Pada tes pertama, Rossi finis di urutan kelima dengan pautan waktu 1,2 detik dari pebalap Repsol Honda, Casey Stoner. Tetapi pada tes resmi kedua yang berakhir hari ini, Rossi terpuruk ke urutan ke-10, meskipun ada satu hal yang cukup positif, yaitu dia "hanya" tertinggal 1,0 detik dari Stoner.

Akan tetapi, hasil keseluruhan ini memberikan gambaran bagaimana persiapan pebalap Italia tersebut menghadapi seri pembuka MotoGP 2012 di Qatar, 8 April mendatang.
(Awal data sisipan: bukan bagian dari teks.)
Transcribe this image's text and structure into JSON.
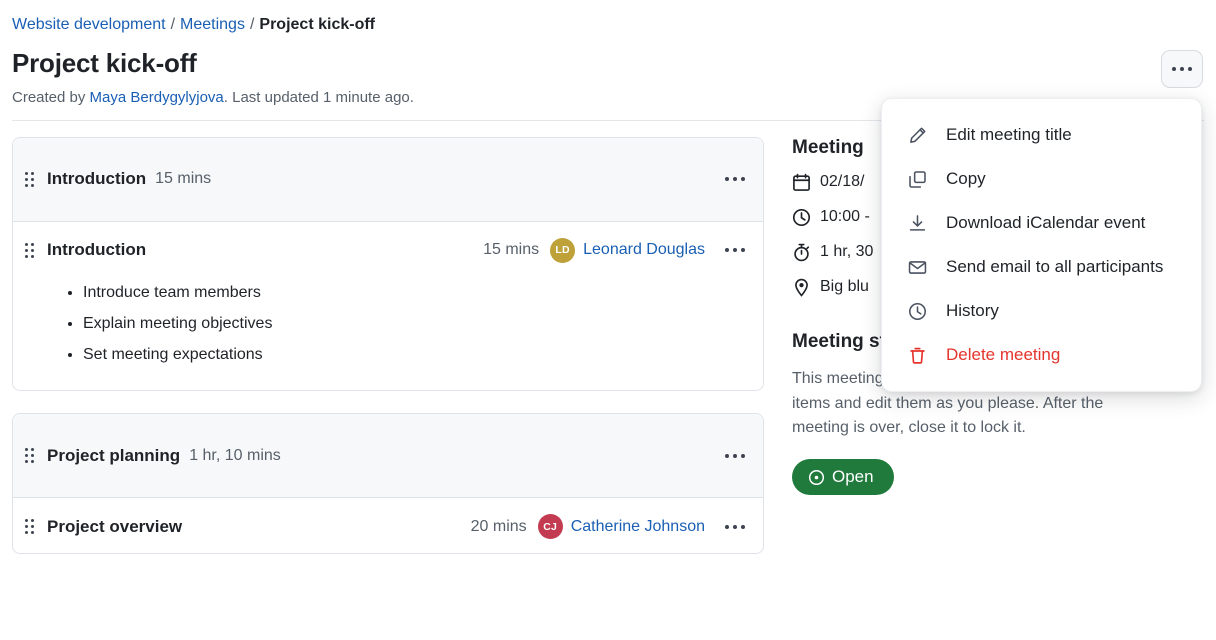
{
  "breadcrumb": {
    "items": [
      {
        "label": "Website development",
        "link": true
      },
      {
        "label": "Meetings",
        "link": true
      },
      {
        "label": "Project kick-off",
        "link": false
      }
    ],
    "separator": "/"
  },
  "header": {
    "title": "Project kick-off",
    "created_prefix": "Created by ",
    "author": "Maya Berdygylyjova",
    "updated_text": ". Last updated 1 minute ago.",
    "kebab_icon": "ellipsis-icon"
  },
  "menu": {
    "items": [
      {
        "label": "Edit meeting title",
        "icon": "pencil-icon",
        "danger": false
      },
      {
        "label": "Copy",
        "icon": "copy-icon",
        "danger": false
      },
      {
        "label": "Download iCalendar event",
        "icon": "download-icon",
        "danger": false
      },
      {
        "label": "Send email to all participants",
        "icon": "envelope-icon",
        "danger": false
      },
      {
        "label": "History",
        "icon": "clock-icon",
        "danger": false
      },
      {
        "label": "Delete meeting",
        "icon": "trash-icon",
        "danger": true
      }
    ]
  },
  "agenda": {
    "sections": [
      {
        "title": "Introduction",
        "duration": "15 mins",
        "items": [
          {
            "title": "Introduction",
            "duration": "15 mins",
            "owner": "Leonard Douglas",
            "initials": "LD",
            "avatar_color": "#bfa13a",
            "bullets": [
              "Introduce team members",
              "Explain meeting objectives",
              "Set meeting expectations"
            ]
          }
        ]
      },
      {
        "title": "Project planning",
        "duration": "1 hr, 10 mins",
        "items": [
          {
            "title": "Project overview",
            "duration": "20 mins",
            "owner": "Catherine Johnson",
            "initials": "CJ",
            "avatar_color": "#c23b50",
            "bullets": []
          }
        ]
      }
    ]
  },
  "side": {
    "details_heading": "Meeting",
    "details": [
      {
        "icon": "calendar-icon",
        "value": "02/18/"
      },
      {
        "icon": "clock-icon",
        "value": "10:00 -"
      },
      {
        "icon": "stopwatch-icon",
        "value": "1 hr, 30"
      },
      {
        "icon": "location-pin-icon",
        "value": "Big blu"
      }
    ],
    "status_heading": "Meeting status",
    "status_text": "This meeting is open. You can add/remove agenda items and edit them as you please. After the meeting is over, close it to lock it.",
    "status_badge": {
      "label": "Open",
      "icon": "dot-circle-icon",
      "color": "#1f7a3c"
    }
  },
  "colors": {
    "link": "#1a5fb4",
    "muted": "#57606a",
    "danger": "#e5342c",
    "card_border": "#dfe3e8",
    "header_bg": "#f7f8fa"
  }
}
Juara dunia tujuh kali MotoGP ini pasti merasa tidak nyaman, karena ambisinya untuk bersaing dengan para pebalap Honda dan Yamaha pada musim keduanya bersama Ducati, bakal sulit terwujud.

"Ini agak negatif," ujar Rossi, di paddock Sepang, Kamis (1/3/12). "Satu-satunya yang positif adalah bahwa jarak dengan posisi pertama sedikit berkurang, tetapi sayang posisi kami jauh lebih buruk.
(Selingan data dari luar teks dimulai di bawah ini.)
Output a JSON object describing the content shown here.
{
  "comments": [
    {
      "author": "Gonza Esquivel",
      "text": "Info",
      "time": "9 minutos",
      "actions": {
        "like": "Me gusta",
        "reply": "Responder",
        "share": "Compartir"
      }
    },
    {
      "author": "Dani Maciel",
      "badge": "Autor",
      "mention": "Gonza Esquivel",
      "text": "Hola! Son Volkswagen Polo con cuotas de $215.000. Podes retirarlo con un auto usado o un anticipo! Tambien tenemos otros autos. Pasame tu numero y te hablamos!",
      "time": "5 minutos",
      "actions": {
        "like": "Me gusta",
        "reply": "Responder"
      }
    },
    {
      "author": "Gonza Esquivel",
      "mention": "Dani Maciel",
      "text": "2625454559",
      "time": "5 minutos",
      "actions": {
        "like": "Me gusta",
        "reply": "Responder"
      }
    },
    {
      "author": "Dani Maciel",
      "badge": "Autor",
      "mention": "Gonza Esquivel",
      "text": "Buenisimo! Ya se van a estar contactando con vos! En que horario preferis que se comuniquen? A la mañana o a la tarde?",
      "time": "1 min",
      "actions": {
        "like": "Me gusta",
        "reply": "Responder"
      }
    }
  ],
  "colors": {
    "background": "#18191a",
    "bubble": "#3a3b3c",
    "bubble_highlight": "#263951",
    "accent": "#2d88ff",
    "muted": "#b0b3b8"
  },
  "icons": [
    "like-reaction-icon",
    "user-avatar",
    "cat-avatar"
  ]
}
"Hanya berada di belakang pabrik Honda dan Yamaha setelah tes pertama adalah hal positif, tetapi segala yang kami coba di sini - terutama untuk memecahkan masalah terbesar kami - tidak bekerja.

"Kami lebih dekat dengan yang teratas, tetapi sekarang kami juga berada di belakang dua pebalap Monster Yamaha dan tim satelit Honda. Kami sangat khawatir dengan alasan ini khususnya.
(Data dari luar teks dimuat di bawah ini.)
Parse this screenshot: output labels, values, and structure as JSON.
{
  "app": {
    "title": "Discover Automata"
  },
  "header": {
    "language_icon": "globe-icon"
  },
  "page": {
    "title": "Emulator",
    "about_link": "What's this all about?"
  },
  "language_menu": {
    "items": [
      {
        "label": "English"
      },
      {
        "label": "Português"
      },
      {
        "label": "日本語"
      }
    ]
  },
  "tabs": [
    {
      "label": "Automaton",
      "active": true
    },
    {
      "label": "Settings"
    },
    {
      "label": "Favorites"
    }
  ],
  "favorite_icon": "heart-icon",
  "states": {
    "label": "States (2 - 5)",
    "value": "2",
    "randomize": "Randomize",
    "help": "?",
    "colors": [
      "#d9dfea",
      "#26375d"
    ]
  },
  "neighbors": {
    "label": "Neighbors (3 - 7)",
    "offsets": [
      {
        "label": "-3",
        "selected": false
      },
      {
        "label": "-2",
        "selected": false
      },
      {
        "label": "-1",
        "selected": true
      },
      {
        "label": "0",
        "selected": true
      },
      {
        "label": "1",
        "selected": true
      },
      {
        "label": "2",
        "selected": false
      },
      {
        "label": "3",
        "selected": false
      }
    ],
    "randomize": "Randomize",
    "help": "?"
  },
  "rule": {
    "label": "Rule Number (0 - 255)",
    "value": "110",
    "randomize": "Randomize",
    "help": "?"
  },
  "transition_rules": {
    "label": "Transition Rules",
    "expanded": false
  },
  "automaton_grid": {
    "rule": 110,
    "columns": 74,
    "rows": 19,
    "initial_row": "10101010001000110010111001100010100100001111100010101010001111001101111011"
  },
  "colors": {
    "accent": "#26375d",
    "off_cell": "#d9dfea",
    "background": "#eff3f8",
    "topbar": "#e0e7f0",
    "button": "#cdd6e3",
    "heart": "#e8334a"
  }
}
"Sistem elektronik baru bekerja dengan baik, dan membantu di lintasan lurus, tetapi saya terlalu lambat ketika masuk tikungan dan saya tidak bisa mempertahankan kecepatan di tikungan. Saya juga mengalami pergerakan saat akselerasi.

"Kami tidak sangat, sangat jauh - tetapi 0,6 detik dalam kecepatan cukup banyak."

Rossi menerangkan bahwa kesulitan terbesarnya adalah mengendalikan motor, yang mana memaksanya untuk terlalu banyak mengerem. Ini tentu saja berpengaruh pada kecepatan di tikungan.

Meskipun demikian, juara dunia sembilan kali grand prix ini merasa GP12, yang menggunakan rangka aluminium tiang kembar, masih jauh lebih baik dibandingkan dengan tahun lalu. Pasalnya, motor 800 cc tahun lalu benar-benar membuat Rossi tak berdaya, sehingga dia hanya bisa satu kali naik podium sepanjang musim 2012.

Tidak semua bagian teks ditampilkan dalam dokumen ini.